James Madison Papers

To James Madison from William Marshall, 16 June 1801

From William Marshall

Charleston June 16th: 1801.


I take the liberty, at the request of a number of respectable Republicans, to address you on the subject of the vacancy wch. has taken place in the office of Chief Judge of this circuit, in consequence of the resignation of my brother in law Mr. Gaillard.1 The inclosed certificate is recommendatory of Dominick Augustin Hall Esqe2 to that office. The certificate sufficiently speaks its own respectability, tho’ probably you are unacquainted with the characters who have given it authority with their names. It is signed by the Governor, two Chancellors, two Judges of the courts of Sessions & Pleas, Mr. Gaillard the gentleman recently appointed to that office & Mr.
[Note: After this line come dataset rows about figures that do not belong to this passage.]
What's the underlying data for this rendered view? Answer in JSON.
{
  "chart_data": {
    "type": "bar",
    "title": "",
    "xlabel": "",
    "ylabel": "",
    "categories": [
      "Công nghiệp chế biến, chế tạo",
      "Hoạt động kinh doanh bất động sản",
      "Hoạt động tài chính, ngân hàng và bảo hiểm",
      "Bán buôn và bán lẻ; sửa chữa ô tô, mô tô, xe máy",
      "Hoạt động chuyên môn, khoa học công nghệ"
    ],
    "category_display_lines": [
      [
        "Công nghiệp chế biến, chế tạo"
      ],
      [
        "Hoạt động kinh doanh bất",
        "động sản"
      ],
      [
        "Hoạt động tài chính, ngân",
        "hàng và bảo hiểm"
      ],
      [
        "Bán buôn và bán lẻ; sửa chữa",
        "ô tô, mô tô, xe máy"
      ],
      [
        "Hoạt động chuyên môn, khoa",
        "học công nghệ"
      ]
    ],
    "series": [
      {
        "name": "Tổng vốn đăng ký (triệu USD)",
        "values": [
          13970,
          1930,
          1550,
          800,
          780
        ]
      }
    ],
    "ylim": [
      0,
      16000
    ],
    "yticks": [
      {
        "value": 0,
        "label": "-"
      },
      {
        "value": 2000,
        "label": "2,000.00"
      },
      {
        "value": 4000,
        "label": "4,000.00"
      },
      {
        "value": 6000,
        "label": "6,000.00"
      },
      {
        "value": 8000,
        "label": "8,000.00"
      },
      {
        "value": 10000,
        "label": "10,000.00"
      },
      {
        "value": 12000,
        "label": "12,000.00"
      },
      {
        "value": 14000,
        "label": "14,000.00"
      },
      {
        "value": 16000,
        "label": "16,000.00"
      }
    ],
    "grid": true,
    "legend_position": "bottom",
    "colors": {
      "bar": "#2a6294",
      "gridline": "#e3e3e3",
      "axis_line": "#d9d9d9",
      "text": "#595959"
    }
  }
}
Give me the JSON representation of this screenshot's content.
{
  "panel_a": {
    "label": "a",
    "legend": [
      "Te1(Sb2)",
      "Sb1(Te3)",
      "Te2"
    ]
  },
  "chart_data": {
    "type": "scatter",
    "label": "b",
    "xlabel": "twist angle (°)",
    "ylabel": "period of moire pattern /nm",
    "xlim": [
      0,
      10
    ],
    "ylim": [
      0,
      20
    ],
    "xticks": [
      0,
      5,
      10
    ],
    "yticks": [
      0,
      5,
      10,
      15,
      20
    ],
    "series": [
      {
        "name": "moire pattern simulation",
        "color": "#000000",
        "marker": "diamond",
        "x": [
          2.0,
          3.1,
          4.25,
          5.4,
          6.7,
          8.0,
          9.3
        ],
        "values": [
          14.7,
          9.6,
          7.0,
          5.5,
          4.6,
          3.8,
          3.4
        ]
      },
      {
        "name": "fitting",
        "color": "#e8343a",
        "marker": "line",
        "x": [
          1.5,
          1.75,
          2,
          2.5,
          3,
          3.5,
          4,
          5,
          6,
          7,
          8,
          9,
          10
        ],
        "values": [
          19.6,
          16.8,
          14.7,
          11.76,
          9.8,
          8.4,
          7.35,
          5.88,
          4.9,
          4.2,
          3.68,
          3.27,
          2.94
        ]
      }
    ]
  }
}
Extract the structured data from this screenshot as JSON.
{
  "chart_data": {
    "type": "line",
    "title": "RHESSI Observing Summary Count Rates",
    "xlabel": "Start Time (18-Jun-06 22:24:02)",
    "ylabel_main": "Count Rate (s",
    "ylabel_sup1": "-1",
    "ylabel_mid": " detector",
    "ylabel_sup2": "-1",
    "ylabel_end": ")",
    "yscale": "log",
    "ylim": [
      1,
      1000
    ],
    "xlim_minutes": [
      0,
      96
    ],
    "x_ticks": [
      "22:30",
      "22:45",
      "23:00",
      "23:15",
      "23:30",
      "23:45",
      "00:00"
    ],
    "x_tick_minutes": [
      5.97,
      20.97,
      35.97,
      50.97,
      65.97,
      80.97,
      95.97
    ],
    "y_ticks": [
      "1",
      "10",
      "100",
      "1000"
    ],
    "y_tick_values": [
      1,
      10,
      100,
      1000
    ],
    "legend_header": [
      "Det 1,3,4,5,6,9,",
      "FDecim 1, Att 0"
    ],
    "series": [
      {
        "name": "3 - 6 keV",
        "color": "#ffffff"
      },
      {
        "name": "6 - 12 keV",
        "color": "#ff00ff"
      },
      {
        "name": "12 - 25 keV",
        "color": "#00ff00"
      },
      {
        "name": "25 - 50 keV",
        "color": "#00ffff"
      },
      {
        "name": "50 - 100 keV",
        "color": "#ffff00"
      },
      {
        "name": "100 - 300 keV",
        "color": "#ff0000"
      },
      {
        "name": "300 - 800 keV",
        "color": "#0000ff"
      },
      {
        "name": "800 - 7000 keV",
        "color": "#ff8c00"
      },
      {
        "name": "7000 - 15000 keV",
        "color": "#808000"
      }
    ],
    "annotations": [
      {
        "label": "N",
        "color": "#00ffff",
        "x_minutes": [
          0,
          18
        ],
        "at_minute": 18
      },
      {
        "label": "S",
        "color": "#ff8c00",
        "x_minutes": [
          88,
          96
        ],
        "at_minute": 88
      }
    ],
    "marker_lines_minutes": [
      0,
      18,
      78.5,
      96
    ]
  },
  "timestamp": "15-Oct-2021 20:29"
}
Lee, an eminent lawyer of this state. It was not deemed proper by any means to apply to persons of different political Sentiments, but determined that it should consist of a particular selection of prominent and influential Republicans. I am requested to state, that Mr. Hall is a very meritorious man and deserves well of us here, for his steady and zealous, attachment to those interests, wch. turned the tide of opinion in this country in the late election. Like many others, he has suffered persecution for this, & has felt it severely in the rapid diminution of his practice, occasioned by the conduct of those, who carry on the most marked and bitter hostility against the partisans of the late glorious change. Mr. Hall has lately recd. a new proof of the confidence of his friends, by being elected a Republican Representative, from this city in April last, in opposition to very formidable candidates, and the whole array of force brought forward by the Federalists. I beg pardon, Sir, for having intruded so much upon you, personally unknown to you, as I am; But I could not resist the request, & the occasion must plead the excuse. I am Sir, With great respect & The Highest Consideration Yr. most Obt. St.